May 18, 2022
Always with a wide smile and clean humor, the multifaceted Cuban comedian, playwright and actor Alexis Valdés radically changes tone with "Fear Made Us Strong," a memoir about a childhood full of beatings, scarcity and sadness.
If almost a decade ago the comedian made his literary debut with a light book of amusing stories and anecdotes ("With All My Humor"), in the work he will publish on April 26, he hits the reader with the account of years of abuse in a place wrongly called home.
In "Fear Made Us Strong" (Vintage Español) Valdés is not seeking to settle scores with his past or with his abusive stepfather, whom he refers to as the "unspeakable one," but rather to show that one can confront a "dormant pain" for years, the humorist explains in a telephone interview with Efe in Miami, where he has lived since 2005.
His was a childhood marked by his parents' divorce and the arrival at his home of a stepfather who discharged his human miseries in the form of beatings and threats, especially toward little Alexis, a sensitive boy in whom the "unspeakable one" saw the image of his father, the other man in his then-wife's life.
Without being very clear whether it would be a short story or whether the protagonist would be little Alexis or an unknown child, Valdés ultimately opted for a memoir that would carry the message that one can "deal with the ghosts" of the past.
And it allowed him to do an exercise to understand the reasons why his stepfather, himself mistreated as a child, was so cruel to his daughters and stepchildren and, in some way, allowed him to be generous and forgive.

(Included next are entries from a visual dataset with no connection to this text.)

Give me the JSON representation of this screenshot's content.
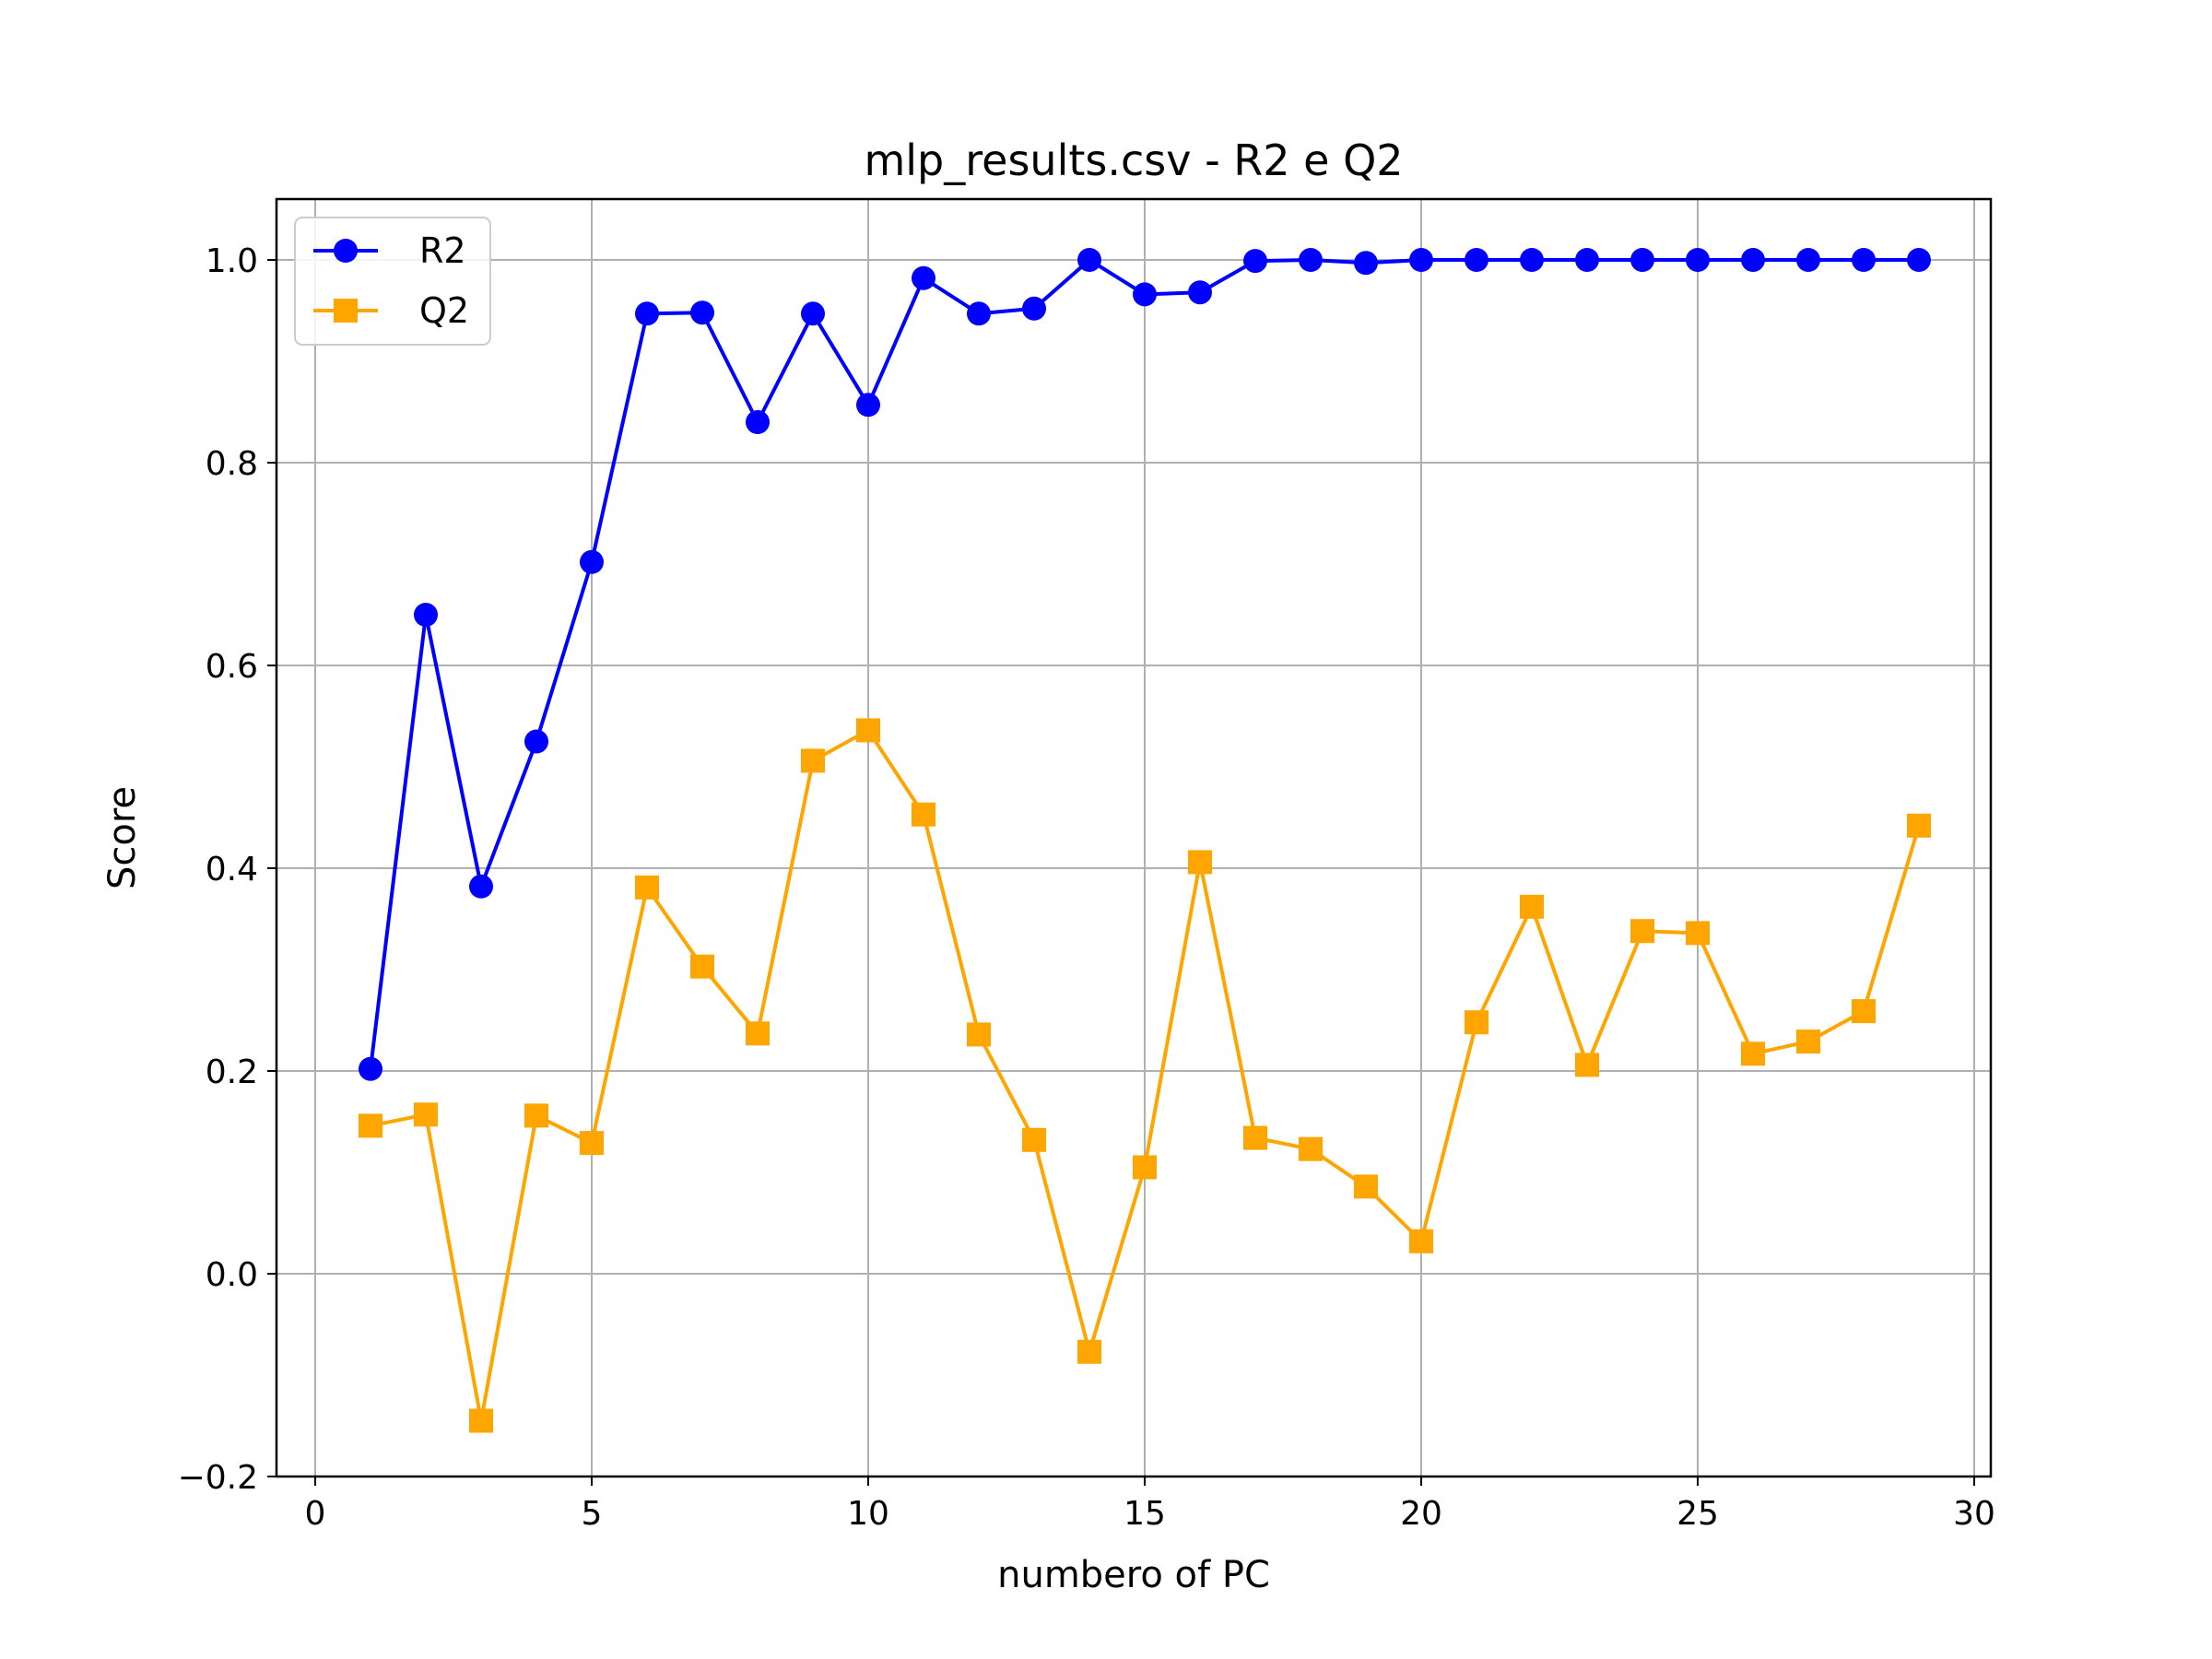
{
  "chart_data": {
    "type": "line",
    "title": "mlp_results.csv - R2 e Q2",
    "xlabel": "numbero of PC",
    "ylabel": "Score",
    "xlim": [
      -0.7,
      30.3
    ],
    "ylim": [
      -0.2,
      1.06
    ],
    "xticks": [
      0,
      5,
      10,
      15,
      20,
      25,
      30
    ],
    "yticks": [
      -0.2,
      0.0,
      0.2,
      0.4,
      0.6,
      0.8,
      1.0
    ],
    "xtick_labels": [
      "0",
      "5",
      "10",
      "15",
      "20",
      "25",
      "30"
    ],
    "ytick_labels": [
      "−0.2",
      "0.0",
      "0.2",
      "0.4",
      "0.6",
      "0.8",
      "1.0"
    ],
    "grid": true,
    "legend_position": "top-left",
    "x": [
      1,
      2,
      3,
      4,
      5,
      6,
      7,
      8,
      9,
      10,
      11,
      12,
      13,
      14,
      15,
      16,
      17,
      18,
      19,
      20,
      21,
      22,
      23,
      24,
      25,
      26,
      27,
      28,
      29
    ],
    "series": [
      {
        "name": "R2",
        "color": "#0000ff",
        "marker": "circle",
        "values": [
          0.202,
          0.65,
          0.382,
          0.525,
          0.702,
          0.947,
          0.948,
          0.84,
          0.947,
          0.857,
          0.982,
          0.947,
          0.952,
          1.0,
          0.966,
          0.968,
          0.999,
          1.0,
          0.997,
          1.0,
          1.0,
          1.0,
          1.0,
          1.0,
          1.0,
          1.0,
          1.0,
          1.0,
          1.0
        ]
      },
      {
        "name": "Q2",
        "color": "#ffa500",
        "marker": "square",
        "values": [
          0.146,
          0.157,
          -0.145,
          0.156,
          0.129,
          0.381,
          0.303,
          0.237,
          0.506,
          0.536,
          0.453,
          0.236,
          0.132,
          -0.077,
          0.105,
          0.406,
          0.134,
          0.123,
          0.086,
          0.032,
          0.248,
          0.362,
          0.206,
          0.338,
          0.336,
          0.217,
          0.229,
          0.259,
          0.442
        ]
      }
    ]
  }
}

"I don't feel resentment or hate. I don't have to take revenge. The book is an act of liberation" and it carries the message that "sometimes the good guys win," because, in the end—he explains—he triumphed in his particular war with the stepfather and not only "got ahead," but has a good life.

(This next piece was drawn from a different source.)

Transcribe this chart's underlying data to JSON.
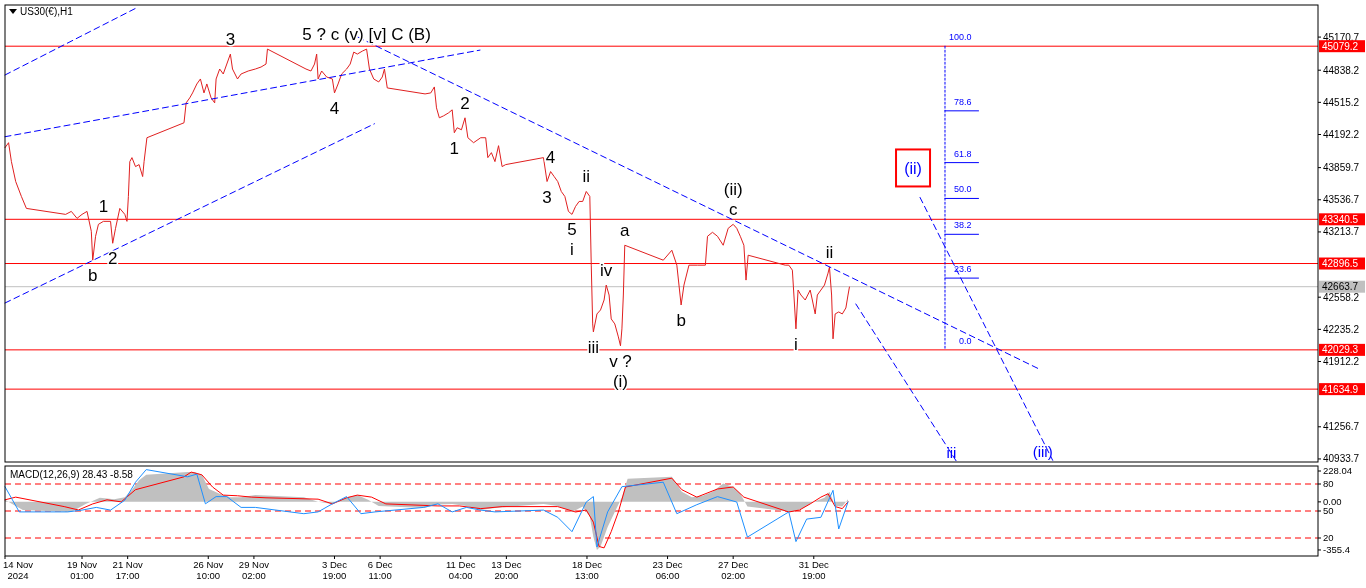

The photograph on the cover makes the message clear: a Valdés with a hard gaze, saying "Stop abuse, let's change the story."

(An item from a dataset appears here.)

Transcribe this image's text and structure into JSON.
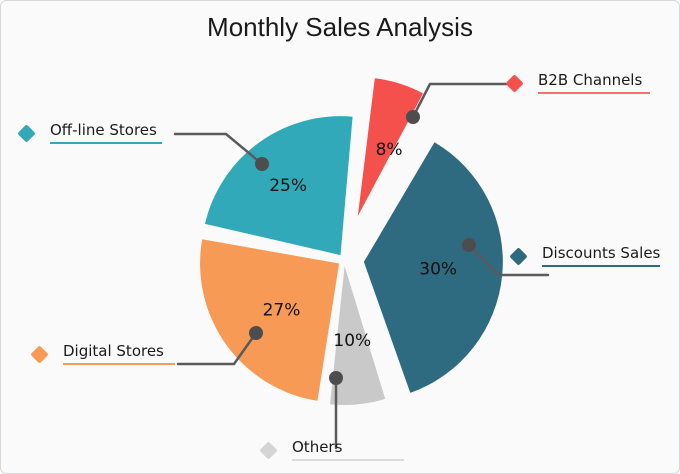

The comedian, who is preparing to maintain his tradition on May 8 of bringing his usual comedy show to the Miami-Dade County Auditorium for Mother's Day, says that the title of these memoirs is accurate and that, after the fear, he now feels "strong."
The unexpected success and public recognition, both in Cuba and in Spain—he explains—not only helped him recover his so-damaged self-esteem but "transformed" him and allowed him to feel "accepted" and grow as a human being.
"I was that sad, anxious child, whose mistakes were poorly tolerated because I lived in an oppressive environment because of my stepfather," he recalls about that boy who "from whom nothing was expected" became Cuba's most recognized humorist.
"It was as if life gave me a great applause, as if it told me: 'You've had it hard, you've struggled a lot, but here we are rewarding you,'" he points out.
Fortunately, he acknowledges, that childhood bitterness did not carry over into his humor, almost always luminous and optimistic, whether in comedy monologues, television, theater or film: "In me there is a secret hope that I can contribute a little to improving my place, my time."
And there is something of that in these memoirs, in which—despite living his childhood in a country where, as he says in the book, his generation was "demanded so much that they didn't let us be children"—he also reflects a joy of living and the hope that one day everything will be better.